Leia, aqui, as 171 páginas da decisão da Justiça Federal que fustiga o MPF no caso Yeda

Estas informações são exclusivas.A mídia diária gaúcha não analisou nada, não teve acesso aos autos e não se interessou em suitar nada porque a decisão da Justiça de Santa Maria beneficia tremendamente a governadora Yeda Crusius no caso da ação ajuizada pelos procuradores do Ministério Público Federal.

. A decisão da juiza Simone Barbisan é consistente, devastadora - não deixa margem para dúvidas. Não é um ato preparatório para legitimar condenação futura, como alegam os adversários de Yeda que não leram as 171 páginas desta decisão do dia 19 de agosto, há poucos dias. É, antes, um ato preparatório de absolvição, se é que a ação prosperará em Santa Maria ( a ação e o foro serão questionados no STF).

. Yeda e seu marido, Carlos Crusius, mais Walna Villarins e Ricardo Bordini, não tiveram seus bens bloqueados liminarmente, ao contrário do que pediu o MPF. A Justiça Federal de Santa Maria já tinha decidido também não afastar ninguém do cargo, o que inclui Yeda.

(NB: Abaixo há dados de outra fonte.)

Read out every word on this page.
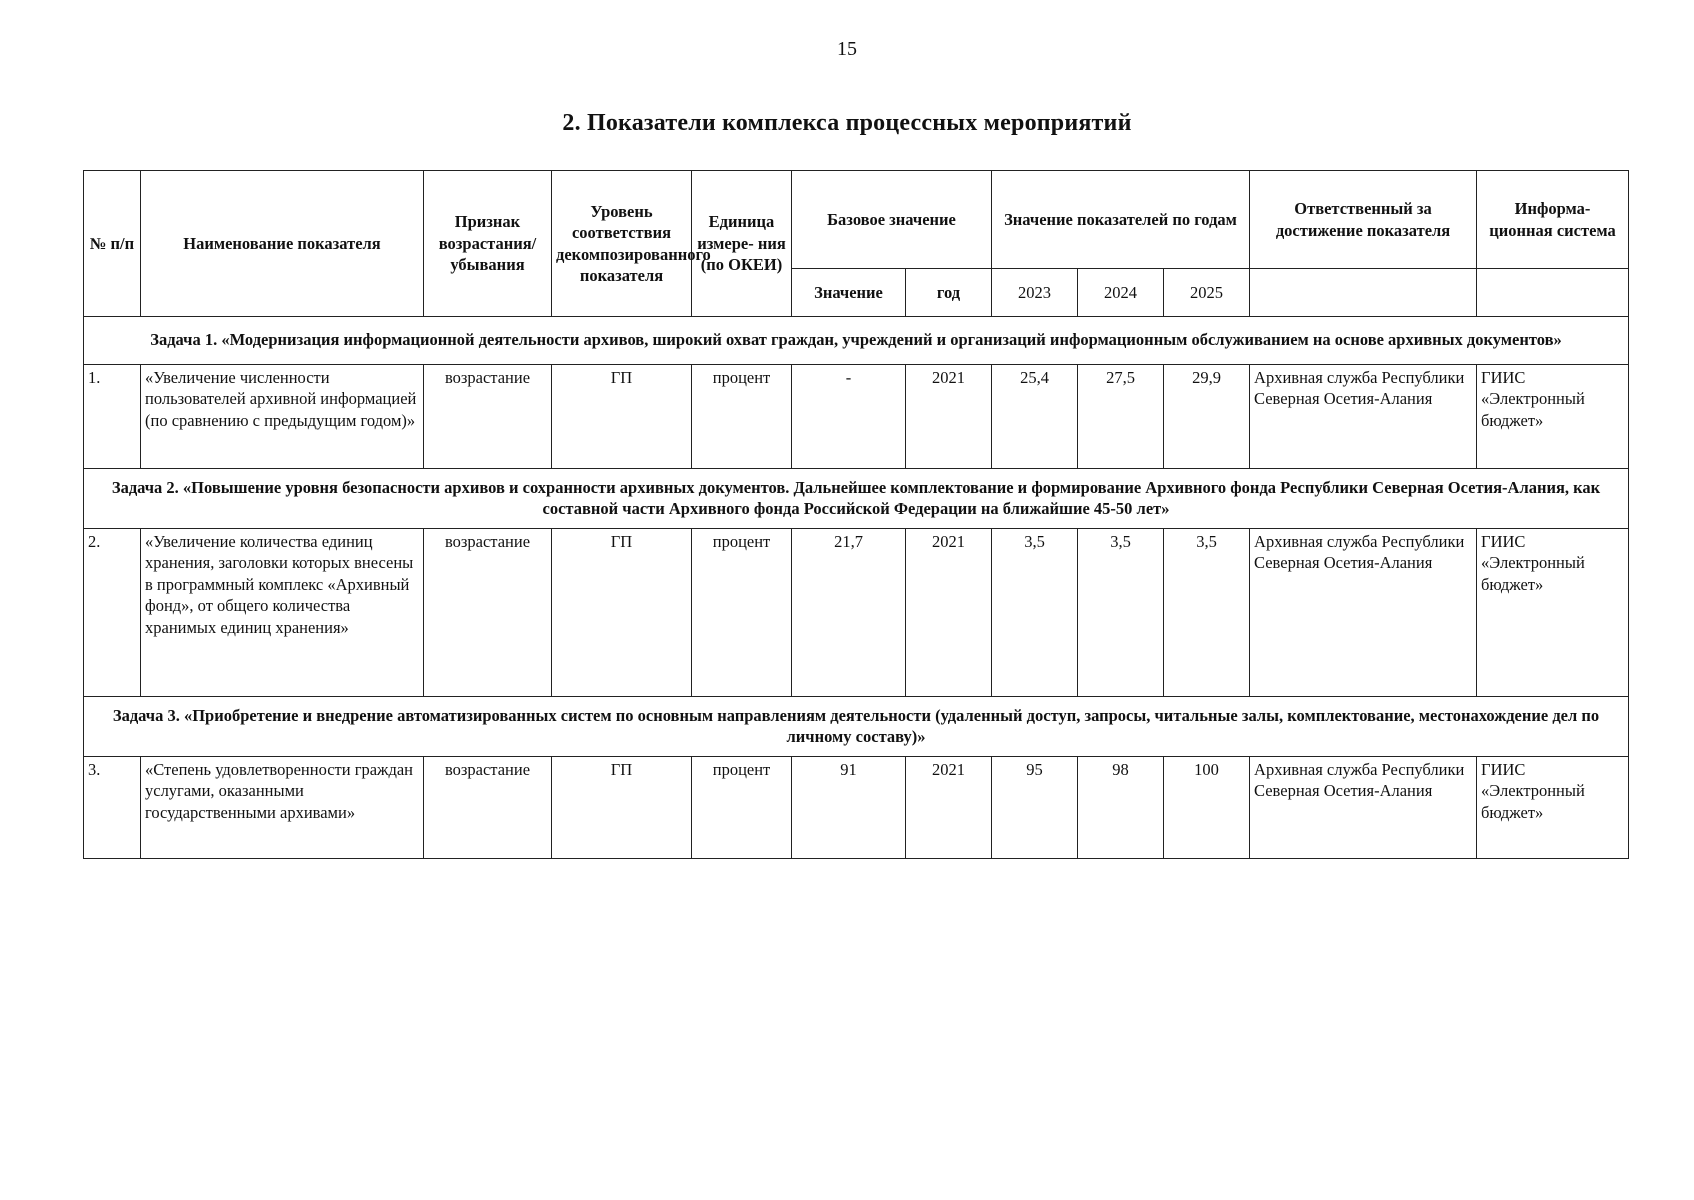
15
2. Показатели комплекса процессных мероприятий
№ п/п	Наименование показателя	Признак возрастания/ убывания	Уровень соответствия декомпозированного показателя	Единица измере- ния (по ОКЕИ)	Базовое значение		Значение показателей по годам			Ответственный за достижение показателя	Информа- ционная система
					Значение	год	2023	2024	2025		
Задача 1. «Модернизация информационной деятельности архивов, широкий охват граждан, учреждений и организаций информационным обслуживанием на основе архивных документов»											
1.	«Увеличение численности пользователей архивной информацией (по сравнению с предыдущим годом)»	возрастание	ГП	процент	-	2021	25,4	27,5	29,9	Архивная служба Республики Северная Осетия-Алания	ГИИС «Электронный бюджет»
Задача 2. «Повышение уровня безопасности архивов и сохранности архивных документов. Дальнейшее комплектование и формирование Архивного фонда Республики Северная Осетия-Алания, как составной части Архивного фонда Российской Федерации на ближайшие 45-50 лет»											
2.	«Увеличение количества единиц хранения, заголовки которых внесены в программный комплекс «Архивный фонд», от общего количества хранимых единиц хранения»	возрастание	ГП	процент	21,7	2021	3,5	3,5	3,5	Архивная служба Республики Северная Осетия-Алания	ГИИС «Электронный бюджет»
Задача 3. «Приобретение и внедрение автоматизированных систем по основным направлениям деятельности (удаленный доступ, запросы, читальные залы, комплектование, местонахождение дел по личному составу)»											
3.	«Степень удовлетворенности граждан услугами, оказанными государственными архивами»	возрастание	ГП	процент	91	2021	95	98	100	Архивная служба Республики Северная Осетия-Алания	ГИИС «Электронный бюджет»
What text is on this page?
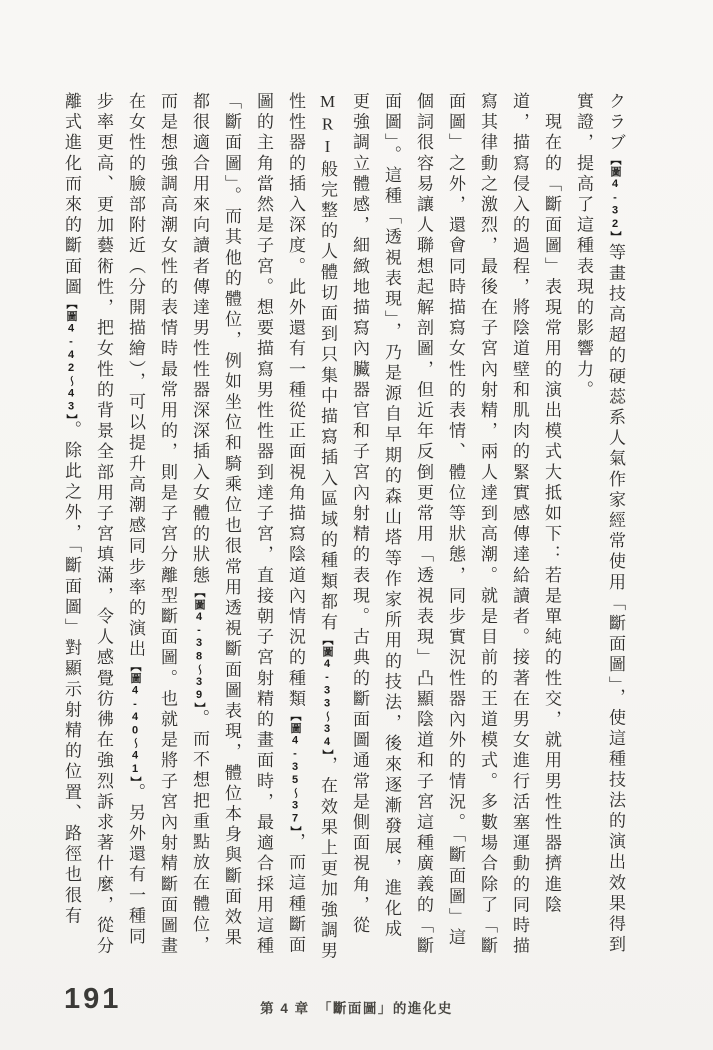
クラブ【圖4-32】等畫技高超的硬蕊系人氣作家經常使用「斷面圖」，使這種技法的演出效果得到
實證，提高了這種表現的影響力。
　現在的「斷面圖」表現常用的演出模式大抵如下：若是單純的性交，就用男性性器擠進陰
道，描寫侵入的過程，將陰道壁和肌肉的緊實感傳達給讀者。接著在男女進行活塞運動的同時描
寫其律動之激烈，最後在子宮內射精，兩人達到高潮。就是目前的王道模式。多數場合除了「斷
面圖」之外，還會同時描寫女性的表情、體位等狀態，同步實況性器內外的情況。「斷面圖」這
個詞很容易讓人聯想起解剖圖，但近年反倒更常用「透視表現」凸顯陰道和子宮這種廣義的「斷
面圖」。這種「透視表現」，乃是源自早期的森山塔等作家所用的技法，後來逐漸發展，進化成
更強調立體感，細緻地描寫內臟器官和子宮內射精的表現。古典的斷面圖通常是側面視角，從
MRI般完整的人體切面到只集中描寫插入區域的種類都有【圖4-33〜34】，在效果上更加強調男
性性器的插入深度。此外還有一種從正面視角描寫陰道內情況的種類【圖4-35〜37】，而這種斷面
圖的主角當然是子宮。想要描寫男性性器到達子宮，直接朝子宮射精的畫面時，最適合採用這種
「斷面圖」。而其他的體位，例如坐位和騎乘位也很常用透視斷面圖表現，體位本身與斷面效果
都很適合用來向讀者傳達男性性器深深插入女體的狀態【圖4-38〜39】。而不想把重點放在體位，
而是想強調高潮女性的表情時最常用的，則是子宮分離型斷面圖。也就是將子宮內射精斷面圖畫
在女性的臉部附近（分開描繪），可以提升高潮感同步率的演出【圖4-40〜41】。另外還有一種同
步率更高、更加藝術性，把女性的背景全部用子宮填滿，令人感覺彷彿在強烈訴求著什麼，從分
離式進化而來的斷面圖【圖4-42〜43】。除此之外，「斷面圖」對顯示射精的位置、路徑也很有
191	第 4 章　「斷面圖」的進化史
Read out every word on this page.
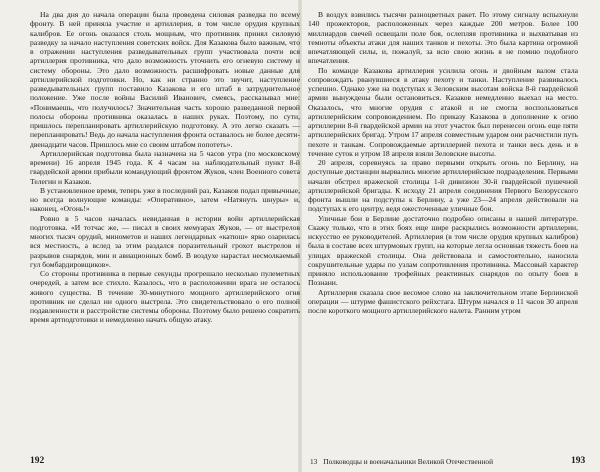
На два дня до начала операции была проведена силовая разведка по всему фронту. В ней приняла участие и артиллерия, в том числе орудия крупных калибров. Ее огонь оказался столь мощным, что противник принял силовую разведку за начало наступления советских войск. Для Казакова было важным, что в отражении наступления разведывательных групп участвовала почти вся артиллерия противника, что дало возможность уточнить его огневую систему и систему обороны. Это дало возможность расшифровать новые данные для артиллерийской подготовки. Но, как ни странно это звучит, наступление разведывательных групп поставило Казакова и его штаб в затруднительное положение. Уже после войны Василий Иванович, смеясь, рассказывал мне: «Понимаешь, что получилось? Значительная часть хорошо разведанной первой полосы обороны противника оказалась в наших руках. Поэтому, по сути, пришлось перепланировать артиллерийскую подготовку. А это легко сказать — перепланировать! Ведь до начала наступления фронта оставалось не более десяти-двенадцати часов. Пришлось мне со своим штабом попотеть».

Артиллерийская подготовка была назначена на 5 часов утра (по московскому времени) 16 апреля 1945 года. К 4 часам на наблюдательный пункт 8-й гвардейской армии прибыли командующий фронтом Жуков, член Военного совета Телегин и Казаков.

В установленное время, теперь уже в последний раз, Казаков подал привычные, но всегда волнующие команды: «Оперативно», затем «Натянуть шнуры» и, наконец, «Огонь!»

Ровно в 5 часов началась невиданная в истории войн артиллерийская подготовка. «И тотчас же, — писал в своих мемуарах Жуков, — от выстрелов многих тысяч орудий, минометов и наших легендарных «катюш» ярко озарилась вся местность, а вслед за этим раздался поразительный грохот выстрелов и разрывов снарядов, мин и авиационных бомб. В воздухе нарастал несмолкаемый гул бомбардировщиков».

Со стороны противника в первые секунды прогрешало несколько пулеметных очередей, а затем все стихло. Казалось, что в расположении врага не осталось живого существа. В течение 30-минутного мощного артиллерийского огня противник не сделал ни одного выстрела. Это свидетельствовало о его полной подавленности и расстройстве системы обороны. Поэтому было решено сократить время артподготовки и немедленно начать общую атаку.

В воздух взвились тысячи разноцветных ракет. По этому сигналу вспыхнули 140 прожекторов, расположенных через каждые 200 метров. Более 100 миллиардов свечей освещали поле боя, ослепляя противника и выхватывая из темноты объекты атаки для наших танков и пехоты. Это была картина огромной впечатляющей силы, и, пожалуй, за всю свою жизнь я не помню подобного впечатления.

По команде Казакова артиллерия усилила огонь и двойным валом стала сопровождать рванувшиеся в атаку пехоту и танки. Наступление развивалось успешно. Однако уже на подступах к Зеловским высотам войска 8-й гвардейской армии вынуждены были остановиться. Казаков немедленно выехал на место. Оказалось, что многие орудия с атакой и не смогла воспользоваться артиллерийским сопровождением. По приказу Казакова в дополнение к огню артиллерии 8-й гвардейской армии на этот участок был перенесен огонь еще пяти артиллерийских бригад. Утром 17 апреля совместным ударом они расчистили путь пехоте и танкам. Сопровождаемые артиллерией пехота и танки весь день и в течение суток и утром 18 апреля взяли Зеловские высоты.

20 апреля, соревнуясь за право первыми открыть огонь по Берлину, на доступные дистанции вырвались многие артиллерийские подразделения. Первыми начали обстрел вражеской столицы 1-й дивизион 30-й гвардейской пушечной артиллерийской бригады. К исходу 21 апреля соединения Первого Белорусского фронта вышли на подступы к Берлину, а уже 23—24 апреля действовали на подступах к его центру, ведя ожесточенные уличные бои.

Уличные бои в Берлине достаточно подробно описаны в нашей литературе. Скажу только, что в этих боях еще шире раскрылись возможности артиллерии, искусство ее руководителей. Артиллерия (в том числе орудия крупных калибров) была в составе всех штурмовых групп, на которые легла основная тяжесть боев на улицах вражеской столицы. Она действовала и самостоятельно, наносила сокрушительные удары по узлам сопротивления противника. Массовый характер приняло использование трофейных реактивных снарядов по опыту боев в Познани.

Артиллерия сказала свое весомое слово на заключительном этапе Берлинской операции — штурме фашистского рейхстага. Штурм начался в 11 часов 30 апреля после короткого мощного артиллерийского налета. Ранним утром

192	13 Полководцы и военачальники Великой Отечественной	193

. A juiza Simone Barbisan, titular da 3a. Vara Federal de Santa Maria, chegou a usar 12 das 171 laudas somente sobre o caso da governadora Yeda Crusius, na decisão que tomou sobre a liminar pedida pelo MPF para bloquear os bens de nove réus da ação de improbidade administrativa. Foram bloqueados os bens e depósitos financeiros dos deputados José Otávio Germano, Frederico Antunes e Luiz Fernando Zacchia, mais os do presidente do Tribunal de Contas do Estado, o ex-deputado João Luiz Vargas.

. Ao longo das 12 páginas em que analisa a liminar pedida pelos procuradores contra Yeda Crusius, a juiza Simone Barbisan demonstra a fragilidade das acusações do MPF, que se valeu unicamente de conversas cruzadas, inconsistentências semânticas e até ilações despropositadas. A todo momento, a juiza sublinha:

- Não existem elementos concretos nos autos.

. A conversa de dois (Lair Ferst e Marcelo Cavalcante), combinada entre ambos para obter vantagem, bem como a famosa carta que Lair teria entregue ao seu amigo e sócio para servir de aviso a Yeda, são desmontadas passo a passo pela juiza em sua decisão.

1) A carta - conta a juiza - nem data tem e ninguém leu, a não ser Lair (Marcelo seria outra testemunha, mas foi assassinado em Brasília), mas ela existe, foi apreendida pela Polícia Federal nos escritórios de Lair e depois ele mesmo e Magda Koenigkan entregaram outras cópias ao MPF (ela está nos autos, páginas 588 e 590, publicados por esta página em primeira mão).

2) Os diálogos - avisa a juiza - demonstram que não existia trânsito fácil entre Yeda e os dois amigos e sócios, o que não é comum entre membros da mesma quadrilha de malfeitores.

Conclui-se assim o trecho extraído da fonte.